Benim için çok basit bir şey. Yaşamak, gözlem yapmak, ya da yaşayan birinden dinlemek yetiyor. Mesela bir gün arkadaşım işyerine geç geldi. Neden diye sorduğumda “Temizlikçi kadın gelecek diye evi toparladım. Dağınık biri olduğumu bilmesin” dedi. Bu cümleyi biraz daha geliştirip süsledikten sonra romanımda ki kahramanıma aktardım. …ve yaşadığım birçok şeyi de aynı titizlikte roman kahramanlarıma aktarmışımdır.

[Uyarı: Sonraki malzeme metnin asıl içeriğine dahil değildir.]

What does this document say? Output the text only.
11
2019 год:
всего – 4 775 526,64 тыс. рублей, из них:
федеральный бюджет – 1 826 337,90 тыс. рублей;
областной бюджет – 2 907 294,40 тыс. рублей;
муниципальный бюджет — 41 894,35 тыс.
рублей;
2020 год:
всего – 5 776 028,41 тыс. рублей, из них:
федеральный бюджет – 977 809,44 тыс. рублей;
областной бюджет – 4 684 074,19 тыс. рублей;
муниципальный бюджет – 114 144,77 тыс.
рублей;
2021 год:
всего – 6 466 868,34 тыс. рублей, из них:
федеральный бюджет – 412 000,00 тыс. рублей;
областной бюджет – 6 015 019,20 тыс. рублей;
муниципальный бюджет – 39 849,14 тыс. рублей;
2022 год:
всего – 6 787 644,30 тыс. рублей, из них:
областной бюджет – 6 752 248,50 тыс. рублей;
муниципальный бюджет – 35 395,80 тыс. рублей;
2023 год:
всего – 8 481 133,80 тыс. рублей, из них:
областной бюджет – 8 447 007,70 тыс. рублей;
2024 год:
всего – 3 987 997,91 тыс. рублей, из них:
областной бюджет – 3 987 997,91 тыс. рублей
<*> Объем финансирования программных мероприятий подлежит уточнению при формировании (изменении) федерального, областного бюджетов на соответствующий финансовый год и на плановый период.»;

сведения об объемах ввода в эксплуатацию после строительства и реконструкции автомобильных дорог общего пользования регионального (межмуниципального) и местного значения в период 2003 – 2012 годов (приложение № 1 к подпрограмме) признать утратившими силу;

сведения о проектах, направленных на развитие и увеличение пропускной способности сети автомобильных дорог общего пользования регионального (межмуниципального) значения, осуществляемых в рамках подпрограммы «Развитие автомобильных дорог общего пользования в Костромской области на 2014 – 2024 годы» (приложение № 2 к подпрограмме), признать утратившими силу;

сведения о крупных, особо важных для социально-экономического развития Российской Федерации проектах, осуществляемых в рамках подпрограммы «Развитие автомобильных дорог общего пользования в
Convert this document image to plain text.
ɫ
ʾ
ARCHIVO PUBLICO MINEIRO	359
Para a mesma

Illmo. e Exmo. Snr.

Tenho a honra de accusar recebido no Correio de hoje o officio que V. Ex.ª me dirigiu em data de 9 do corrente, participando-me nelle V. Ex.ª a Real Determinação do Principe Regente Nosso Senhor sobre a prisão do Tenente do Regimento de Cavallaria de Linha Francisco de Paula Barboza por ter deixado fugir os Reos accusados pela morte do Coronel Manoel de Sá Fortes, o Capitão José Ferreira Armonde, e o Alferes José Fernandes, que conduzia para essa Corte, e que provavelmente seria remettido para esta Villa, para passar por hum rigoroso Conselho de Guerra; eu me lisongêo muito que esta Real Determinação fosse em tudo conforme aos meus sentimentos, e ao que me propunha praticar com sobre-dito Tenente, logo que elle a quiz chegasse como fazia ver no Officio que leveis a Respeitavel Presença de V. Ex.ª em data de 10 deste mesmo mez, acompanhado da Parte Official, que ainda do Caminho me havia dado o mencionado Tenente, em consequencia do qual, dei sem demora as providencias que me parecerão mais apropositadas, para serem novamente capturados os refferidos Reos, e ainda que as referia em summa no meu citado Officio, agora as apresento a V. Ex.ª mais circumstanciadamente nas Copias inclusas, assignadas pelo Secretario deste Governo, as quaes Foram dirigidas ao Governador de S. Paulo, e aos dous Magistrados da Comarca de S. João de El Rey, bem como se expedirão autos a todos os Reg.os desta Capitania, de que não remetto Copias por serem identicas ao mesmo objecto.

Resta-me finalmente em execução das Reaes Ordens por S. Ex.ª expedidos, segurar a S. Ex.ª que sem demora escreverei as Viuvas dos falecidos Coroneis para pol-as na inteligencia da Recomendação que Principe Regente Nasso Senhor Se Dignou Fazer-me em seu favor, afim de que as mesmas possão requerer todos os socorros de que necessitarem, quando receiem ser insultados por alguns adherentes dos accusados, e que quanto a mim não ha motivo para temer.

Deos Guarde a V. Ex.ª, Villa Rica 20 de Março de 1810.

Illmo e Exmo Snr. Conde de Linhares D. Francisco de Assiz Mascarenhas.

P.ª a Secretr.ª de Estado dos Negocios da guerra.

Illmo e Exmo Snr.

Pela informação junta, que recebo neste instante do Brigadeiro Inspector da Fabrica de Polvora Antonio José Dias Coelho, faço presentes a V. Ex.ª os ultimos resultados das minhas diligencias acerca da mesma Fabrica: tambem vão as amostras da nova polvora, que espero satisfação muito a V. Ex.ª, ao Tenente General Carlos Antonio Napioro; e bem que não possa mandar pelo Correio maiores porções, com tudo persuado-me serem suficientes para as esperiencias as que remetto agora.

Hakikat her zaman yazma yolumu çizmemde kolaylıklar sağlıyor. Zorlanmıyorum. Tabi ki bir romanda bu yeterli olmuyor. Mutlaka kurmaca hayallere de yer vermek gerekiyor. Burada önemli olan şey, gerçeği yansıtabilecek, okunduğunda anormal karşılanmayacak, bunların yanında insanları şaşırtacak, etkileyecek, büyüleyecek hayalleri yazabilmek.